How to Freeze Your Garden's Whole Fresh Tomatoes
If you grow tomatoes in your backyard, you may end up with a surplus that you want to store and use over the following months. You can freeze tomatoes easily, but they will not have the same texture or firmness once thawed. However, if properly frozen, the flavor will be unaffected, and you can add the thawed tomatoes to sauces or other dishes you make.
Step 1: Wash the Tomatoes
Pick only the freshest, firmest tomatoes for freezing. Use up the slightly mushy ones right away. Wash the tomatoes thoroughly with water, and dry off with a paper towel. Remove the stems carefully, without cutting the tomato. Use a knife if necessary.
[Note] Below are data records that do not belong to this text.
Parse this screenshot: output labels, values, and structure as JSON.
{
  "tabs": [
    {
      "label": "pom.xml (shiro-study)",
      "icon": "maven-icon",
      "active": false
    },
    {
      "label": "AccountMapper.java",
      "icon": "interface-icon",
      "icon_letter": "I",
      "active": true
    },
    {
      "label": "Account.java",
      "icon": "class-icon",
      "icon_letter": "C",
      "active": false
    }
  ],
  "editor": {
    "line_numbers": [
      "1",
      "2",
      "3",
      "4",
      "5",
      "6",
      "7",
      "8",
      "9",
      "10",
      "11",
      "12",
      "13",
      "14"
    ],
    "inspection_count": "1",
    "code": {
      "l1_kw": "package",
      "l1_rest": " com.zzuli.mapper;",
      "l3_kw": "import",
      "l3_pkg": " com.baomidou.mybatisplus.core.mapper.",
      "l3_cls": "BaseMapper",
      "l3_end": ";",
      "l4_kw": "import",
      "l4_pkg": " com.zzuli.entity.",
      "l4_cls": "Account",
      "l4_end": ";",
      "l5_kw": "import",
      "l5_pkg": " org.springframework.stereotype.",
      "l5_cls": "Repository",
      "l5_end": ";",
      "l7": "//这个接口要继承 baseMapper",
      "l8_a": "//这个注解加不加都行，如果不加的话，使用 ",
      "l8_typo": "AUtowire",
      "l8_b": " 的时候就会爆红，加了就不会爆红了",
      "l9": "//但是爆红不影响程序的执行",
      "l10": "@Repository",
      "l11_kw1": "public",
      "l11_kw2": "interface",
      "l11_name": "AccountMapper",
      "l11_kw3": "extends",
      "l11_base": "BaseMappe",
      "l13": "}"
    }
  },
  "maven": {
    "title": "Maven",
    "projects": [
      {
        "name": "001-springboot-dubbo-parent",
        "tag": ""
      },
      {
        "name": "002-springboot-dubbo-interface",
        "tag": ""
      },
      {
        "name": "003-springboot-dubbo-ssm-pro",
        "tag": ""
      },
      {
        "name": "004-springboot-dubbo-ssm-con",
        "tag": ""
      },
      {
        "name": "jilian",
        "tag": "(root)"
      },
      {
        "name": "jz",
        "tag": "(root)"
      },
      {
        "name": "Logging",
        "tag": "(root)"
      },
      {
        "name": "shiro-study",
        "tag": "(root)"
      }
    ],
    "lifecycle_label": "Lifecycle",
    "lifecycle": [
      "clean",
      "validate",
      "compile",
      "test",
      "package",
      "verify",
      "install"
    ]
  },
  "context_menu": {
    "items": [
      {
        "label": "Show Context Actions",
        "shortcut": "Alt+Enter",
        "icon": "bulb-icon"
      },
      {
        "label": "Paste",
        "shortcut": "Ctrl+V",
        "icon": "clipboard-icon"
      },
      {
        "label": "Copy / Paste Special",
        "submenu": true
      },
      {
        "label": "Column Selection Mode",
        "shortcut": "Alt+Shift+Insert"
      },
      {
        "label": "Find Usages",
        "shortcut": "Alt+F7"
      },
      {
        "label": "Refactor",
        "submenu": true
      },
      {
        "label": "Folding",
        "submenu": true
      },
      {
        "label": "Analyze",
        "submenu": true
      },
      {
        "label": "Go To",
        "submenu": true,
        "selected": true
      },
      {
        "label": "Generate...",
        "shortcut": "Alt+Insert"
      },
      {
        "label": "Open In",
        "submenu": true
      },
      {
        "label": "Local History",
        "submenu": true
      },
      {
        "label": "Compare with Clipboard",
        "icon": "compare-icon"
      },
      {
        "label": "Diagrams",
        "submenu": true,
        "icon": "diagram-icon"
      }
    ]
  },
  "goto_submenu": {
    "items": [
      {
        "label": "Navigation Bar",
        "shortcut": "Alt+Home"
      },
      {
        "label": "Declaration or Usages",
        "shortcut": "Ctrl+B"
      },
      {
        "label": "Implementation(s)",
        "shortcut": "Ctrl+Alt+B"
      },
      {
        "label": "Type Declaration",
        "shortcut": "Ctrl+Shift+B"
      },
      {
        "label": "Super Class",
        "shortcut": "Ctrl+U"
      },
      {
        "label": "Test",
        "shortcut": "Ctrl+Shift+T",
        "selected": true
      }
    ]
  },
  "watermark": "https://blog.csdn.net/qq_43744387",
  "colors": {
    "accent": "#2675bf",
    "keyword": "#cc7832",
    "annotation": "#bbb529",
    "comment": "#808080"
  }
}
Step 2: Freeze Tomatoes Directly
You can freeze tomatoes directly, without blanching them. However, these tomatoes will not last as long as those that have blanched. If you a have limited quantity of tomatoes that you will use up in a couple of months, this method will work fine. Lay the tomatoes apart from each other on a cookie sheet, with the stem side facing down. Freeze the tomatoes for a couple of hours. Once the tomatoes are frozen, remove them from the freezer and transfer to Ziploc freezer bags. Remove excess air from the bag, and seal it shut. A vacuum sealer can come handy in removing excess air from the plastic bags. When the tomatoes are ready to use, they can be easily peeled, because the skin slips off when washed with lukewarm water.
Step 3: Blanch Tomatoes
Blanched and peeled whole tomatoes last longer in the freezer, and also taste fresher than those that are not blanched. To start the blanching process, boil water in a container. On the side, keep another container ready, filled with ice-cold water. When the water is boiling, add a few tomatoes for about a minute. The skin will start loosening in this time, and you remove the tomatoes and put them in the ice water. Once the tomatoes have cooled off, peel the skin by hand. Any remaining skin can be carefully peeled with a knife.
Step 4: Freeze Blanched Tomatoes
Once you have blanched and peeled the tomatoes, you must make sure any excess water is removed, or else the tomatoes may form a sticky mess when frozen. Place the tomatoes in a colander for a few minutes. Once the water has drained off, add the tomatoes to Ziploc freezer bags, taking care not to over fill the bags. Remove excess air from the bags, and seal shut. Place the bags in the freezer in a single layer. This is essential because the tomatoes are soft and the ones in the lower layers can get crushed. Once the tomatoes have frozen, you can rearrange the bags according to the space available in your freezer. Tomatoes frozen using this method can be used for up to 8 months.